The people at my table looked down and reread the instructions we had received:
“Please rate the sentences I will read aloud on how easily you can pronounce them. Repeat the sentences silently to yourself.”

The exercise, part of the Talk for a Lifetime Summer Conference learning lab “Classroom Techniques to Enhance Language for Literacy,” was designed to demonstrate what happens when children — and adults — are required to spend more brain power on thinking about the sounds in a sentence rather than understanding what those words actually mean.

Lenihan outlined four components of text comprehension as described by Estabrooks and Estes (2007):

  1. The ability to rapidly decode and attach meaning to new words,
  2. The syntactic and morphologic competence to gain collective meaning from the decoded words,
  3. The ability to hold the meaning in working memory while processing new words and
  4. The ability to apply text processing strategies for the purpose of figuring out unfamiliar words and passages.

She then asked what gets in the way of each of these components when children who are deaf engage in reading. The answers that followed seemed like basic common sense, but they still served as good reminders of why it is so important for children with hearing loss to receive early amplification and intensive support for spoken language development if they are to become fluent readers.

Put simply, children with typical hearing listen to the people around them and automatically begin to imitate the sounds they hear. Children who cannot hear sounds have little or no phonemic awareness, so they have difficulty understanding how words break down into syllables. For those children, the words “good night” from their parents might be heard only as vowels. What does “oo ai” mean to you? The sounds missed by children with hearing loss affect the development of an accurate auditory memory.
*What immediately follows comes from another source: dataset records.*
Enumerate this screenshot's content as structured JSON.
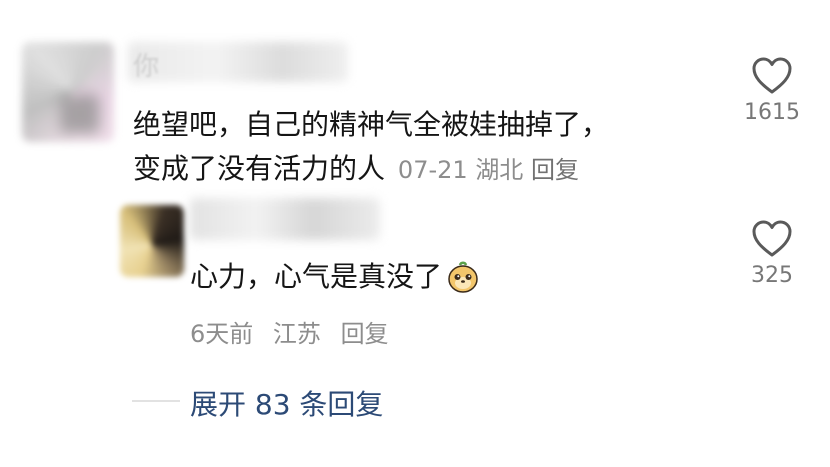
{
  "comment": {
    "text_line1": "绝望吧，自己的精神气全被娃抽掉了，",
    "text_line2": "变成了没有活力的人",
    "date": "07-21",
    "location": "湖北",
    "reply_label": "回复",
    "likes": "1615",
    "name_visible_char": "你"
  },
  "reply": {
    "text": "心力，心气是真没了",
    "emoji": "meerkat-emoji",
    "time": "6天前",
    "location": "江苏",
    "reply_label": "回复",
    "likes": "325"
  },
  "expand": {
    "label": "展开 83 条回复"
  },
  "colors": {
    "text": "#151515",
    "meta": "#8d8d8d",
    "link": "#2c4a76",
    "like_icon": "#5a5a5a"
  },
  "icons": [
    "heart-outline-icon",
    "meerkat-emoji"
  ]
}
Another common problem encountered by children with hearing loss is difficulty attaching meaning to words. This circumstance can be caused by a mismatch between spoken language and reading levels (often delayed initially due to auditory deprivation) and education level. For children who use American Sign Language (ASL), an additional factor is involved, as ASL visual cues do not correspond on a one-to-one basis to the sounds of spoken and written English.

Ultimately, children with hearing loss have missed out on a significant amount of auditory information, background knowledge that is more readily available to children with typical hearing. With a more limited “fund of knowledge” to pull from, they may not be able to fill in gaps when unfamiliar words or ideas appear on a printed page.

It is not enough, however, to comprehend the difficulties with language these children may experience; it also is critical to understand the process of reading comprehension. Lenihan has created a “cheat sheet” based on a 1998 RAND Reading Study Group as a jumping-off point for her classes and as a useful reminder for professionals working with children and families. According to the list, teachers should model comprehension strategies, integrate those strategies into classroom subject matter and give students choices and collaborative learning opportunities to increase their motivation.

Lenihan also thinks it is important to remember a key finding from the original study: “Despite the well-developed knowledge base supporting the value of instruction designed to enhance comprehension, comprehension instruction continues to receive inadequate time and attention in typical classroom instruction.” (Snow, Griffin and Burns, 2005)

So how does one ensure that children with hearing loss learn reading comprehension strategies? Research summarized by Snow, Griffin and Burns (2005) encourages conversations with peers and grown-ups before, during and after read-aloud time to nurture literacy, as well as routine conversations with expert communicators such as teachers, peers and parents to help children develop their background knowledge of the language. They also encourage development of phonemic awareness in meaningful contexts through wordplay activities, such as reading in character and using interactive books.

Of course, children also can be encouraged to create vivid mental images of the words as they read, such as some in Lenihan’s learning lab were instructed to do. If the number of hands that were raised on the other side of the room were any indication, this simple technique appears to be one that works.